After Shinseki Resigns, A Scramble To Fix VA
Warnings about long wait times go back at least to 2005, raising questions about how to overhaul a sprawling system that has been chronically understaffed.
The Wall Street Journal's Washington Wire: Is The VA In Need Of A Major Overhaul?
The widening scandal at the U.S. Department of Veterans Affairs, which led to the ouster of Secretary Eric Shinseki last week and could fell a number of other officials, is sparking a broader debate about whether the agency should be overhauled after a decade of rapid expansion. The VA operates 150 hospitals, more than 1,000 health clinics and 131 cemeteries. It buries, houses, educates, hospitalizes, loans money to, and insures the lives of millions of veterans each year. And the veterans who intersect with the agency span decades of government service, from World War II survivors to those recently returning home from Iraq and Afghanistan (Paletta, 6/2).
Politico: VA Audit Find 'Systemic Lack Of Integrity'
Appointments’ wait times were manipulated at more than 60 percent of the Department of Veterans Affairs health facilities investigated as part of a new internal audit.
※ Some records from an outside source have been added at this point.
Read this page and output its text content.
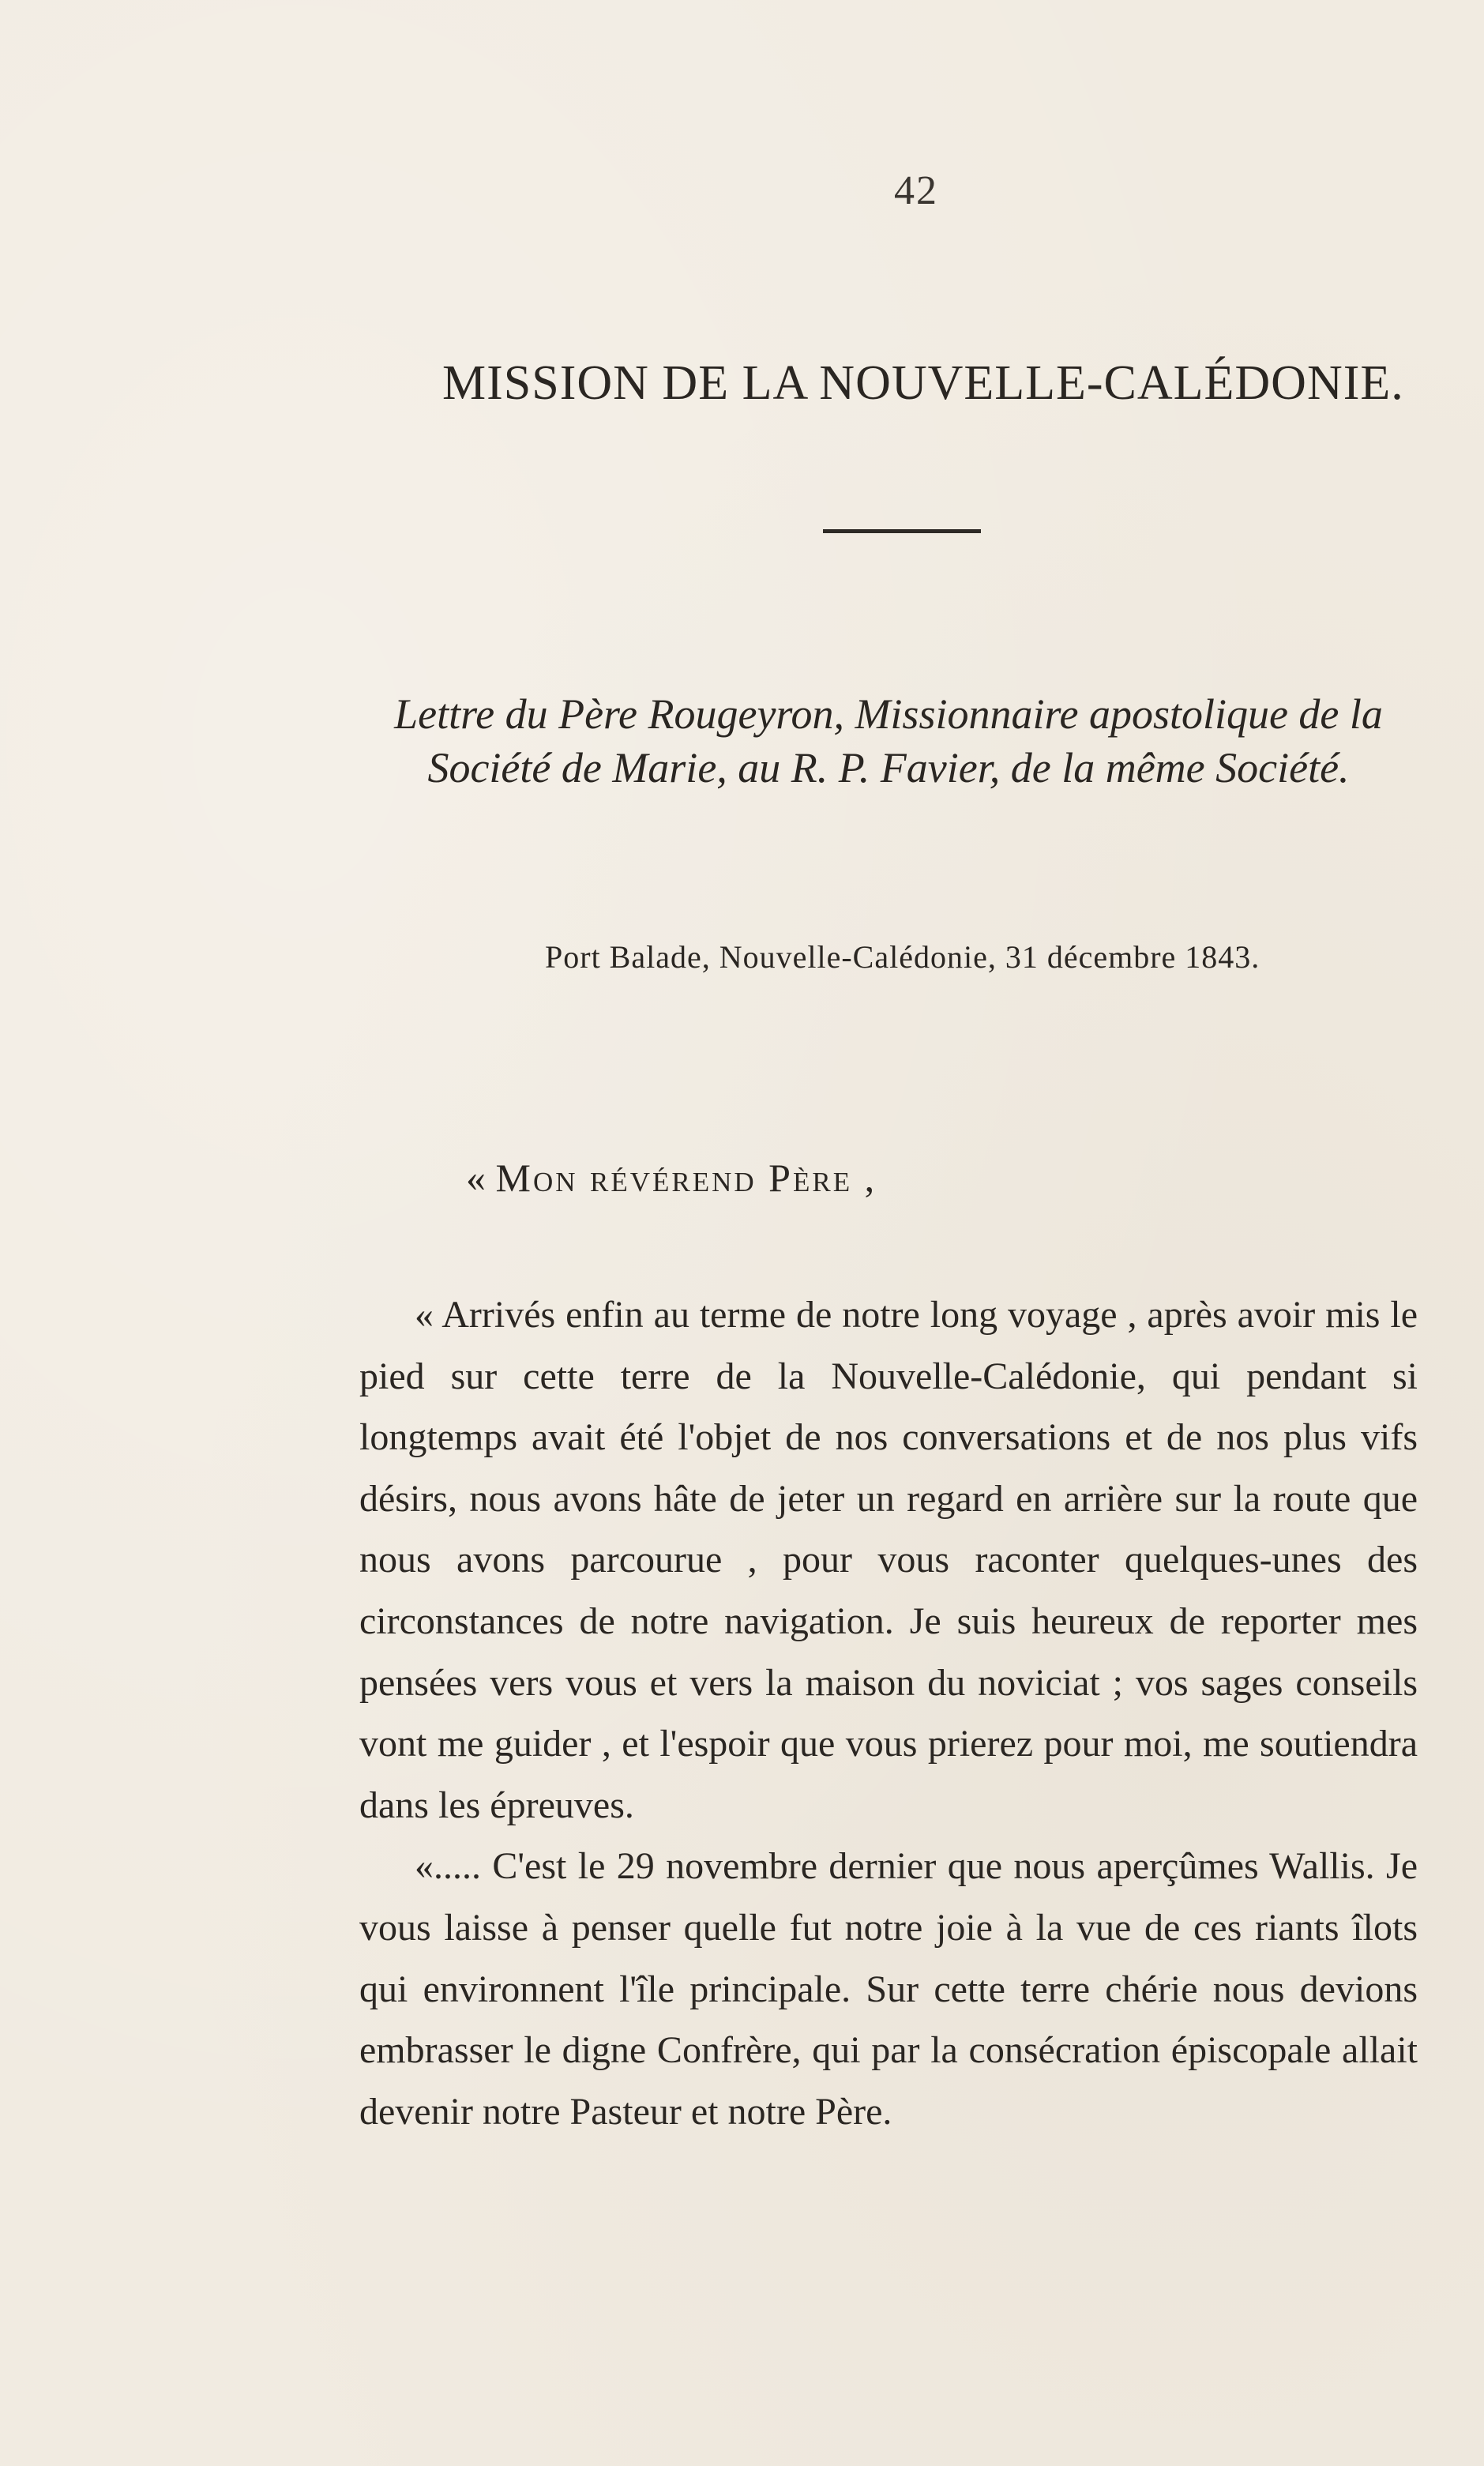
42
MISSION DE LA NOUVELLE-CALÉDONIE.
Lettre du Père Rougeyron, Missionnaire apostolique de la Société de Marie, au R. P. Favier, de la même Société.
Port Balade, Nouvelle-Calédonie, 31 décembre 1843.
« Mon révérend Père ,

« Arrivés enfin au terme de notre long voyage , après avoir mis le pied sur cette terre de la Nouvelle-Calédonie, qui pendant si longtemps avait été l'objet de nos conversations et de nos plus vifs désirs, nous avons hâte de jeter un regard en arrière sur la route que nous avons parcourue , pour vous raconter quelques-unes des circonstances de notre navigation. Je suis heureux de reporter mes pensées vers vous et vers la maison du noviciat ; vos sages conseils vont me guider , et l'espoir que vous prierez pour moi, me soutiendra dans les épreuves.

«..... C'est le 29 novembre dernier que nous aperçûmes Wallis. Je vous laisse à penser quelle fut notre joie à la vue de ces riants îlots qui environnent l'île principale. Sur cette terre chérie nous devions embrasser le digne Confrère, qui par la consécration épiscopale allait devenir notre Pasteur et notre Père.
The White House-ordered audit found that schedulers faced pressure to manipulate the system and concluded there was a "systemic lack of integrity within some Veterans Health Administration facilities." ... The audit, issued as VA Secretary Eric Shinseki resigned Friday, found that 64 percent of the 216 VA facilities reviewed had at least one instance where a veterans' desired appointment date had been changed (Herb, 5/30).
The Washington Post: Some Of The Internal Problems That Led To VA Health System Scandal
Here is a primer on the agency and some of the internal problems that fed the scandal. ... According to the American Federation of Government Employees, some VA doctors are carrying workloads of more than 2,000 patients — far more than the 1,200 goal set forth in the Veterans Health Administration handbook. The agency is struggling to hire 400 primary-care physicians, positions that are notoriously hard to fill because of a nationwide shortage of these types of doctors. This is not just a VA problem but an issue plaguing the U.S. medical system. ... The Government Accountability Office and the VA inspector general have for years been churning out reports about the long wait times experienced by veterans seeking medical care (Somashekhar, 5/30).
The New York Times: Many Veterans Praise Care, But All Hate The Wait
Marc Schenker, an Air Force veteran in Fort Lauderdale, Fla., is having surgery this month to remove a golf-ball-size hernia — but not at a veterans hospital. Mr. Schenker, 67, said he had given up on the Veterans Affairs hospital in Miami after waiting months to get the procedure scheduled and had turned to a private surgeon instead, using Medicare. ... In interviews and in hundreds of responses to a questionnaire posted on The New York Times website, veterans around the country expressed frustration with delayed access to care and what many described as an impenetrable and unresponsive bureaucracy at department hospitals and clinics, even as many praised the quality of care they received once they saw doctors (Goodnough, 5/31).
The Associated Press: Warnings On VA Hospital Waits Go Back Years
The report last week confirming that 1,700 veterans were "at risk of being lost or forgotten" at a Phoenix hospital was hardly the first independent review that documented long wait times for some patients seeking health care from the Department of Veterans Affairs and inaccurate records that understated the depth of the problem. Eleven years ago, a task force established by President George W. Bush determined that at least 236,000 veterans were waiting six months or more for a first appointment or an initial follow-up. The task force warned that more veterans were expected to enter the system and that the delays threatened the quality of care the VA provided (Freking, 6/1).
Los Angeles Times: VA Chief And White House Spokesman Resign, Fueling Unease
The next VA secretary will face enormous challenges to repair a system that has been plagued with service delays since at least 2005 and that now is struggling with a flood of claims from veterans of the wars in Iraq and Afghanistan. A White House official acknowledged Friday that the staff was in scramble mode to get to the "ground truth" of what happened at the VA and to develop a fix-it plan (Simon, Parsons and Memoli, 5/30).